À 16.000 kilomètres de la France, une trentaine de supporters tricolores se sont rendus à l'Open d'Australie et ont fini par se rassembler. "Un garçon du groupe qui a commencé un peu à crier dans les tribunes. Au fur et à mesure, on s'est tous réunis autour de lui. On y va tous les jours. On commence à se connaître, on est toujours là à mettre l'ambiance, même si on est un peu fatigués. Il y a toujours quelqu'un qui est là pour porter la voix", s'amuse Maëlys, 22 ans, en année sabbatique en Australie.
Les joueurs en raffolent
Et les joueurs français sont galvanisés par cette ambiance, à tel point que certains font tout pour faire venir les supporters sur leur court, comme l'explique Rémi, en voyage à l'étranger pour cinq mois.
"Il y a quelqu'un du clan d'Arthur Cazaux nous a demandé : 'Est-ce que vous pouvez venir à notre match ? Cazaux le demande. Il aime bien ça'. Même chose pour Benjamin Bonzi. Je crois que c'est la copine de Bonzi qui nous a demandé directement de venir le lendemain", se réjouit-il.

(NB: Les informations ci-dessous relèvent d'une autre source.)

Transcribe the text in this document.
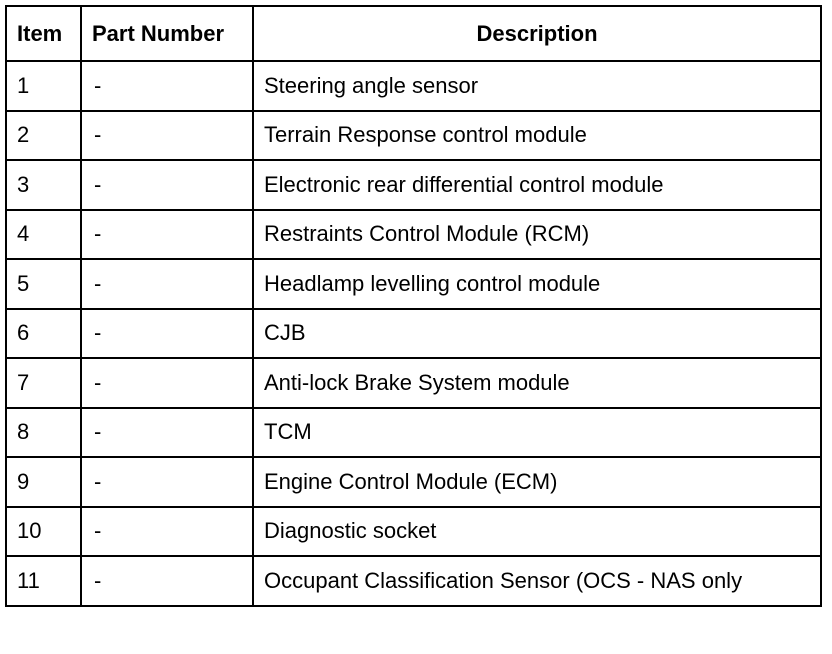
Item	Part Number	Description
1	-	Steering angle sensor
2	-	Terrain Response control module
3	-	Electronic rear differential control module
4	-	Restraints Control Module (RCM)
5	-	Headlamp levelling control module
6	-	CJB
7	-	Anti-lock Brake System module
8	-	TCM
9	-	Engine Control Module (ECM)
10	-	Diagnostic socket
11	-	Occupant Classification Sensor (OCS - NAS only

Si pour l'instant, les Français jouaient sur des cours annexes accessibles à un prix de 25 à 35 euros, ils tapent désormais la balle sur des courts principaux, 4 à 5 fois plus chers. Et les supporters n'attendent alors qu'une chose : recevoir des invitations de la part des tennismen tricolores encore en lice pour continuer à entonner les meilleurs chants pour les supporter.